Friday, March 23, 2012

Budget Committee Inequality Report: Relative Inequality vs. Well Being

I'm going go through the rest of this report section by section.

This section is mostly an attempt to change the conversation. The problem with inequality is that there is a feeling that people are becoming increasingly unable to compete with the elite. The problem is that the price of goods being bought is diverging. Ryan tries to make it sound like it is absolute gains that are the problem and that the diverging costs mitigate it. But the reason that people are feeling pressured is that it is becoming ever harder to buy a house that will get one's children into a good school system, to get kids engaged in enough activities to get into top schools (how many parents try to send their kids on study abroad to get into a good college? how many feel they can't compete because they can't afford to do this?), and that the uncertainty of retirement and health care means that it is impossible to take any risks, even if there is a chance they might pay off.

Ryan's attempt to change the conversation to absolute well being just shows how out of touch he is. Movements like Occupy Wall Street, and the general chatter that comes up on blogs and the news, are attempting to send a message to our lawmakers about social anxiety. The fact that the family now has a Playstation doesn't make up for the fact that they now feel they are locked out of competition for better social position. This doesn't show up in income quintiles, it impacts someone in the 91st percentile as much as it does someone in the 9th. The problem is that there is a feeling, a feeling backed up by much of the data, that it is increasingly hard for two people of equal abilities to compete with each other for limited spots, such as in college admissions or for good jobs.

How is a poorer family with a equally good test scores supposed to compete with another when the richer family can send their kid to learn French in France for a study abroad, their kid has to work at McDonalds while the richer kid can spend their time in volunteer work and unpaid internships, and the richer kid can get into better schools before university? However unequal things may have been in reality before, the trend towards looking at extracurricular activities, as opposed to standardized tests and grades, has given everyone an increasing sense that money plays a greater role in determining life chances than ever. How can the kid that has to work to help maintain his family hope to compete with someone that doesn't and can focus into getting into a good college? How can someone that has to work a second job to make ends meet find the time to go to college to get skills? How can someone with a family to support take the risk of giving up health insurance to start a business and become an entrepreneur?

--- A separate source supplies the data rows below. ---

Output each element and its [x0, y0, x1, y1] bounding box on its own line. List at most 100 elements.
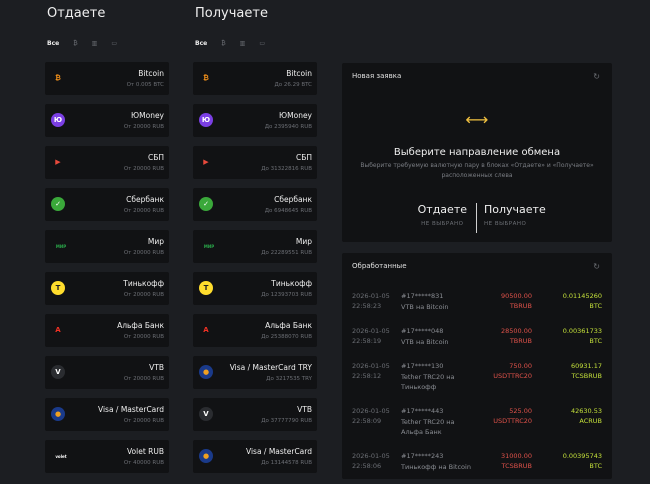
- direction-give[interactable]: Отдаете НЕ ВЫБРАНО: [418, 203, 467, 227]
- currency-limit: До 26.29 BTC: [274, 82, 312, 88]
- order-desc: Tether TRC20 на Тинькофф: [401, 372, 455, 392]
- tinkoff-icon: T: [51, 281, 65, 295]
- currency-item[interactable]: ₿ Bitcoin От 0.005 BTC: [45, 62, 169, 95]
- visa-mastercard-icon: ●: [51, 407, 65, 421]
- currency-name: Bitcoin: [138, 69, 164, 78]
- get-filter-bank-icon[interactable]: ▥: [240, 40, 246, 47]
- order-get-amount: 0.01145260: [562, 292, 602, 300]
- refresh-icon[interactable]: ↻: [593, 72, 600, 81]
- order-date: 2026-01-05 22:58:06: [352, 451, 398, 471]
- currency-item[interactable]: ✓ Сбербанк От 20000 RUB: [45, 188, 169, 221]
- currency-limit: До 37777790 RUB: [261, 418, 312, 424]
- alfabank-icon: А: [55, 326, 61, 334]
- order-give-amount: 90500.00: [500, 292, 532, 300]
- order-give-amount: 525.00: [509, 407, 532, 415]
- order-date-time: 22:58:19: [352, 337, 382, 345]
- give-filter-crypto-icon[interactable]: ₿: [73, 40, 77, 47]
- currency-item[interactable]: А Альфа Банк До 25388070 RUB: [193, 314, 317, 347]
- get-filter-crypto-icon[interactable]: ₿: [221, 40, 225, 47]
- give-filter-card-icon[interactable]: ▭: [111, 40, 117, 47]
- order-give-currency: TCSBRUB: [501, 462, 532, 470]
- currency-item[interactable]: ✓ Сбербанк До 6948645 RUB: [193, 188, 317, 221]
- order-info: #17*****048 VTB на Bitcoin: [401, 326, 471, 347]
- order-date: 2026-01-05 22:58:23: [352, 291, 398, 311]
- currency-limit: От 20000 RUB: [123, 292, 164, 298]
- currency-limit: До 2395940 RUB: [264, 124, 312, 130]
- new-order-panel: Новая заявка ↻ ⟷ Выберите направление об…: [342, 63, 612, 242]
- order-row: 2026-01-05 22:58:12 #17*****130 Tether TRC2…: [352, 361, 602, 402]
- direction-selector: Отдаете НЕ ВЫБРАНО Получаете НЕ ВЫБРАНО: [342, 203, 612, 233]
- currency-item[interactable]: T Тинькофф От 20000 RUB: [45, 272, 169, 305]
- currency-name: Тинькофф: [271, 279, 312, 288]
- order-date-time: 22:58:09: [352, 417, 382, 425]
- currency-item[interactable]: ₿ Bitcoin До 26.29 BTC: [193, 62, 317, 95]
- currency-name: Тинькофф: [123, 279, 164, 288]
- order-give-amount: 28500.00: [500, 327, 532, 335]
- direction-get[interactable]: Получаете НЕ ВЫБРАНО: [484, 203, 546, 227]
- yoomoney-icon: Ю: [51, 113, 65, 127]
- volet-icon: volet: [55, 453, 67, 459]
- give-filter-bank-icon[interactable]: ▥: [92, 40, 98, 47]
- order-get: 42630.53 ACRUB: [571, 406, 602, 426]
- direction-give-label: Отдаете: [417, 203, 467, 216]
- currency-name: СБП: [295, 153, 312, 162]
- mir-icon: МИР: [203, 243, 215, 249]
- sbp-icon: ▶: [203, 158, 209, 166]
- order-get-amount: 60931.17: [570, 362, 602, 370]
- refresh-icon[interactable]: ↻: [593, 262, 600, 271]
- order-date: 2026-01-05 22:58:12: [352, 361, 398, 381]
- currency-item[interactable]: V VTB До 37777790 RUB: [193, 398, 317, 431]
- visa-mastercard-icon: ●: [199, 449, 213, 463]
- currency-item[interactable]: Ю ЮMoney До 2395940 RUB: [193, 104, 317, 137]
- processed-title: Обработанные: [352, 262, 407, 270]
- currency-limit: От 20000 RUB: [123, 334, 164, 340]
- direction-give-status: НЕ ВЫБРАНО: [421, 221, 464, 227]
- currency-name: Сбербанк: [274, 195, 312, 204]
- order-desc: VTB на Bitcoin: [401, 337, 449, 346]
- currency-item[interactable]: Ю ЮMoney От 20000 RUB: [45, 104, 169, 137]
- currency-item[interactable]: V VTB От 20000 RUB: [45, 356, 169, 389]
- order-get-currency: ACRUB: [579, 417, 602, 425]
- order-get: 0.00361733 BTC: [563, 326, 602, 346]
- currency-name: Сбербанк: [126, 195, 164, 204]
- currency-item[interactable]: ▶ СБП До 31322816 RUB: [193, 146, 317, 179]
- give-currency-list: ₿ Bitcoin От 0.005 BTC Ю ЮMoney От 20000 RUB ▶…: [45, 62, 169, 482]
- currency-item[interactable]: ▶ СБП От 20000 RUB: [45, 146, 169, 179]
- order-give-amount: 750.00: [509, 362, 532, 370]
- order-row: 2026-01-05 22:58:09 #17*****443 Tether TRC2…: [352, 406, 602, 447]
- currency-item[interactable]: ● Visa / MasterCard TRY До 3217535 TRY: [193, 356, 317, 389]
- order-id: #17*****831: [401, 292, 444, 300]
- order-give: 525.00 USDTTRC20: [493, 406, 532, 426]
- currency-item[interactable]: МИР Мир От 20000 RUB: [45, 230, 169, 263]
- currency-limit: От 0.005 BTC: [126, 82, 164, 88]
- order-row: 2026-01-05 22:58:06 #17*****243 Тинькофф на…: [352, 451, 602, 482]
- order-desc: Tether TRC20 на Альфа Банк: [401, 417, 455, 437]
- order-get-currency: BTC: [589, 302, 602, 310]
- currency-name: Volet RUB: [126, 447, 164, 456]
- order-info: #17*****831 VTB на Bitcoin: [401, 291, 471, 312]
- currency-item[interactable]: volet Volet RUB От 40000 RUB: [45, 440, 169, 473]
- direction-divider: [476, 203, 477, 233]
- get-filter-card-icon[interactable]: ▭: [259, 40, 265, 47]
- order-get-currency: BTC: [589, 337, 602, 345]
- mir-icon: МИР: [55, 243, 67, 249]
- currency-item[interactable]: МИР Мир До 22289551 RUB: [193, 230, 317, 263]
- processed-panel: Обработанные ↻ 2026-01-05 22:58:23 #17****…: [342, 253, 612, 479]
- order-get-amount: 0.00395743: [562, 452, 602, 460]
- currency-item[interactable]: ● Visa / MasterCard От 20000 RUB: [45, 398, 169, 431]
- currency-item[interactable]: ● Visa / MasterCard До 13144578 RUB: [193, 440, 317, 473]
- give-filter-all[interactable]: Все: [47, 40, 59, 47]
- currency-name: Альфа Банк: [117, 321, 164, 330]
- order-id: #17*****443: [401, 407, 444, 415]
- order-get-currency: TCSBRUB: [571, 372, 602, 380]
- order-date-day: 2026-01-05: [352, 452, 390, 460]
- get-currency-list: ₿ Bitcoin До 26.29 BTC Ю ЮMoney До 2395940 RU…: [193, 62, 317, 482]
- currency-name: Visa / MasterCard: [245, 447, 312, 456]
- give-filters: Все ₿ ▥ ▭: [47, 40, 117, 47]
- get-filter-all[interactable]: Все: [195, 40, 207, 47]
- order-row: 2026-01-05 22:58:23 #17*****831 VTB на Bitc…: [352, 291, 602, 322]
- currency-name: Visa / MasterCard TRY: [229, 363, 312, 372]
- currency-item[interactable]: T Тинькофф До 12393703 RUB: [193, 272, 317, 305]
- currency-item[interactable]: А Альфа Банк От 20000 RUB: [45, 314, 169, 347]
- currency-limit: От 40000 RUB: [123, 460, 164, 466]
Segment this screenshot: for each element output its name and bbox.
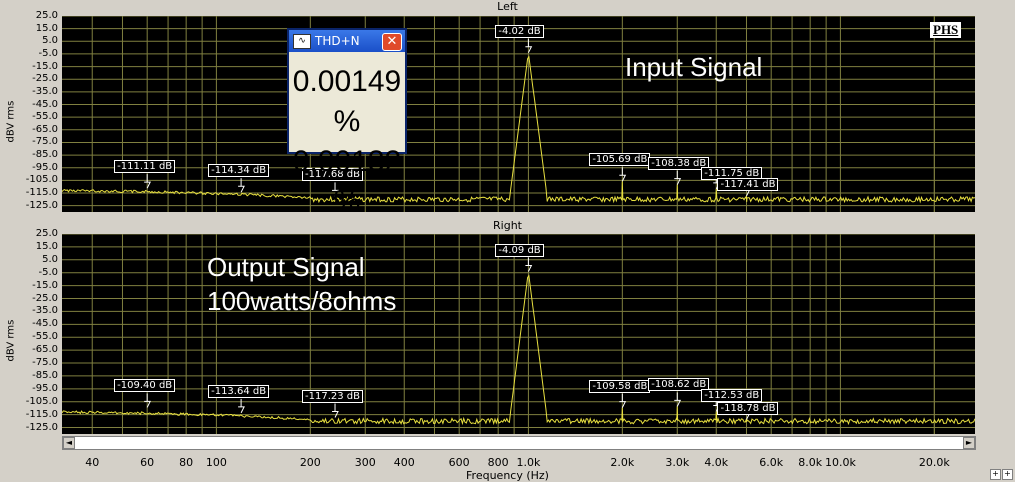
thd-n-window[interactable]: ∿ THD+N ✕ 0.00149 % 0.00132 % — [287, 28, 407, 218]
horizontal-scrollbar[interactable]: ◄ ► — [62, 436, 976, 450]
marker-label: -117.41 dB — [717, 178, 779, 192]
y-tick-label: -15.0 — [32, 60, 58, 72]
y-tick-label: -25.0 — [32, 292, 58, 304]
x-tick-label: 10.0k — [824, 456, 856, 469]
y-tick-label: -45.0 — [32, 318, 58, 330]
marker-label: -109.58 dB — [589, 379, 651, 393]
spectrum-chart-left — [62, 16, 975, 212]
close-button[interactable]: ✕ — [382, 33, 402, 51]
x-tick-label: 800 — [487, 456, 509, 469]
waveform-icon: ∿ — [293, 33, 311, 49]
y-tick-label: -25.0 — [32, 73, 58, 85]
y-tick-label: 25.0 — [35, 10, 58, 21]
y-tick-label: -35.0 — [32, 85, 58, 97]
y-tick-label: -125.0 — [25, 199, 58, 211]
y-tick-label: -65.0 — [32, 123, 58, 135]
marker-label: -113.64 dB — [208, 384, 270, 398]
marker-label: -117.23 dB — [302, 389, 364, 403]
thd-value-right: 0.00132 % — [292, 145, 402, 218]
y-tick-label: -5.0 — [38, 47, 58, 59]
zoom-in-button-1[interactable]: + — [990, 469, 1001, 480]
y-tick-label: -55.0 — [32, 111, 58, 123]
spectrum-plot-right[interactable] — [62, 234, 975, 434]
grid-lines — [62, 234, 975, 434]
x-tick-label: 100 — [205, 456, 227, 469]
y-tick-label: 15.0 — [35, 22, 58, 34]
output-signal-annotation: Output Signal — [207, 252, 365, 282]
marker-label: -118.78 dB — [717, 401, 779, 415]
y-tick-label: -105.0 — [25, 174, 58, 186]
y-tick-label: -105.0 — [25, 395, 58, 407]
y-tick-label: -65.0 — [32, 344, 58, 356]
y-tick-label: 25.0 — [35, 228, 58, 239]
x-tick-label: 80 — [179, 456, 194, 469]
x-tick-label: 200 — [299, 456, 321, 469]
marker-arrow — [238, 185, 245, 193]
x-tick-label: 600 — [448, 456, 470, 469]
marker-label: -111.11 dB — [114, 160, 176, 174]
x-axis-label: Frequency (Hz) — [466, 469, 549, 482]
output-load-annotation: 100watts/8ohms — [207, 286, 397, 316]
x-tick-label: 400 — [393, 456, 415, 469]
marker-arrow — [238, 406, 245, 414]
scroll-left-button[interactable]: ◄ — [63, 437, 75, 449]
x-tick-label: 60 — [140, 456, 155, 469]
x-tick-label: 1.0k — [516, 456, 541, 469]
y-tick-label: -95.0 — [32, 161, 58, 173]
y-tick-label: -115.0 — [25, 408, 58, 420]
spectrum-plot-left[interactable] — [62, 16, 975, 212]
y-tick-label: -35.0 — [32, 305, 58, 317]
y-tick-label: -5.0 — [38, 266, 58, 278]
phs-logo: PHS — [930, 22, 962, 38]
marker-label: -108.38 dB — [648, 156, 710, 170]
y-tick-label: -55.0 — [32, 331, 58, 343]
marker-label: -112.53 dB — [701, 389, 763, 403]
x-tick-label: 6.0k — [759, 456, 784, 469]
y-tick-label: -15.0 — [32, 279, 58, 291]
y-tick-label: 15.0 — [35, 240, 58, 252]
thd-value-left: 0.00149 % — [292, 65, 402, 138]
y-tick-label: 5.0 — [42, 35, 58, 47]
marker-label: -108.62 dB — [648, 378, 710, 392]
panel-title-left: Left — [497, 0, 518, 13]
panel-title-right: Right — [493, 219, 522, 232]
x-tick-label: 8.0k — [798, 456, 823, 469]
y-tick-label: -75.0 — [32, 357, 58, 369]
marker-label: -4.02 dB — [495, 24, 544, 38]
y-tick-label: -85.0 — [32, 369, 58, 381]
input-signal-annotation: Input Signal — [625, 52, 763, 82]
y-tick-label: 5.0 — [42, 253, 58, 265]
y-tick-label: -85.0 — [32, 149, 58, 161]
grid-lines — [62, 16, 975, 212]
thd-n-title: THD+N — [315, 34, 360, 48]
marker-label: -114.34 dB — [208, 164, 270, 178]
x-tick-label: 20.0k — [918, 456, 950, 469]
scroll-right-button[interactable]: ► — [963, 437, 975, 449]
zoom-in-button-2[interactable]: + — [1002, 469, 1013, 480]
y-tick-label: -45.0 — [32, 98, 58, 110]
marker-label: -105.69 dB — [589, 153, 651, 167]
x-tick-label: 2.0k — [610, 456, 635, 469]
marker-label: -4.09 dB — [495, 243, 544, 257]
y-tick-label: -75.0 — [32, 136, 58, 148]
x-tick-label: 3.0k — [665, 456, 690, 469]
x-tick-label: 300 — [354, 456, 376, 469]
y-tick-label: -95.0 — [32, 382, 58, 394]
y-tick-label: -125.0 — [25, 421, 58, 433]
marker-label: -109.40 dB — [114, 379, 176, 393]
y-tick-label: -115.0 — [25, 187, 58, 199]
x-tick-label: 4.0k — [704, 456, 729, 469]
spectrum-chart-right — [62, 234, 975, 434]
x-tick-label: 40 — [85, 456, 100, 469]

These questions are why inequality matters, it has nothing to do with how many Xboxs a family now has. All of Ryan's discussion just shows he doesn't get it, the problem is that people feel locked out of the elite in a way they didn't 40 years ago, the divergence in costs between the goods purchased by lower income households and the goods purchased by upper income households is one of the causes of the increasing salience of inequality, not something that mitigates its problems.

The rest of the section doesn't deserve much discussion. No one is disputing that some portion of the increase in inequality is due to structural changes such as increased awards to skills and technology. These changes are global in nature. However, the change in inequality regarding the one percent and the rest is pretty much unique to America and the easiest explanations all involve political changes in our economic structure and an increasing ability of existing elites to exclude those that are not like them and don't buy into their self-serving ideology (more on this another time). It is the portion not explained by international trends which is of interest to those discussing inequality, not the part of it that is.